Assad appeared relaxed and cheerful as he descended onto the tarmac, where he was greeted by Prince Badr bin Sultan, deputy governor of the shrine city Mecca, along with Arab League Secretary-General Ahmed Aboul Gheit and several local officials.
It was not immediately clear if Assad will meet some of the Arab leaders attending Friday’s summit. During Syria’s conflict, Assad only visited Russia and Iran and over the past two years he went to Oman and the United Arab Emirates.
Saudi Arabia was formerly key backer of armed opposition groups attempting to overthrow Assad. However, in recent months, Riyadh has called for dialogue to end the conflict that has killed half a million people and displaced half of Syria’s pre-war population.
Assad’s troops have taken control of much of Syria thanks to the support of Russia and Iran that helped tip the war in his favor.
Relations between Syria and Saudi Arabia had been turbulent since Assad took office in 2000, following the death of his late father and former president, Hafaz Assad. The two countries cut relations in 2012, at the height of Syria’s conflict. Last week they agreed on reopening their embassies.
In April, Syrian Foreign Minister Faisal Mekdad visited Riyadh and his Saudi counterpart, Prince Faisal bin Farhan, visited Damascus and met with Assad. Mekdad also took part in Arab foreign ministers meeting in Jeddah on Wednesday ahead of the summit.
Saudi Crown Prince Mohammed bin Salman has been pushing for peace in the region and over the past months, Riyadh has improved its relations with Iran, restored ties with Syria and is ending the kingdom’s yearslong war in Yemen. Iran, a main backer of the Syrian government in the country’s conflict, signed an agreement in China in March to resume relations with Saudi Arabia.
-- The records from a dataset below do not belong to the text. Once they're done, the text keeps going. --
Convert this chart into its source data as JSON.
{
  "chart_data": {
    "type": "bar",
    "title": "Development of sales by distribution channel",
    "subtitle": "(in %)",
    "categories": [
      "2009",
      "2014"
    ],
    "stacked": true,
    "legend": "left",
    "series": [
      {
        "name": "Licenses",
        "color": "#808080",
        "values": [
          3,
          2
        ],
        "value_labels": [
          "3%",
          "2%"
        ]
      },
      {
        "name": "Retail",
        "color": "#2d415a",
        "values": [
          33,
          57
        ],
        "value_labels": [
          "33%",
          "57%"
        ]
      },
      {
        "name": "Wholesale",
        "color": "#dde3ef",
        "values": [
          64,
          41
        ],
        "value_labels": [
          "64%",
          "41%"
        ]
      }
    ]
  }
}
The renewed Saudi-Iran ties are expected to have positive effects on Middle East countries where the two support rival groups.
However, investments in war-torn Syria are unlikely as crippling Western sanctions against Assad’s government remain in place and could prevent oil-rich Arab countries from rushing to release reconstruction funds.
Washington has been strongly opposed to normalization of relations with Assad, saying a solution to Syria’s conflict based on U.N. Security Council resolutions should happen first.
Diplomatic contacts intensified between Damascus and Arab countries following the Feb. 6, earthquake that hit Turkey and Syria killing more than 50,000 people, including over 6,000 in Syria.
In addition to Saudi Arabia, Jordan and Egypt have also renewed ties with Damascus, following normalization efforts from the United Arab Emirates and Bahrain years ago.
Still, Kuwait, Morocco, and Qatar, remain opposed to normalizing relations with Syria and Qatar continues to be a key backer of Syrian rebel groups fighting Assad.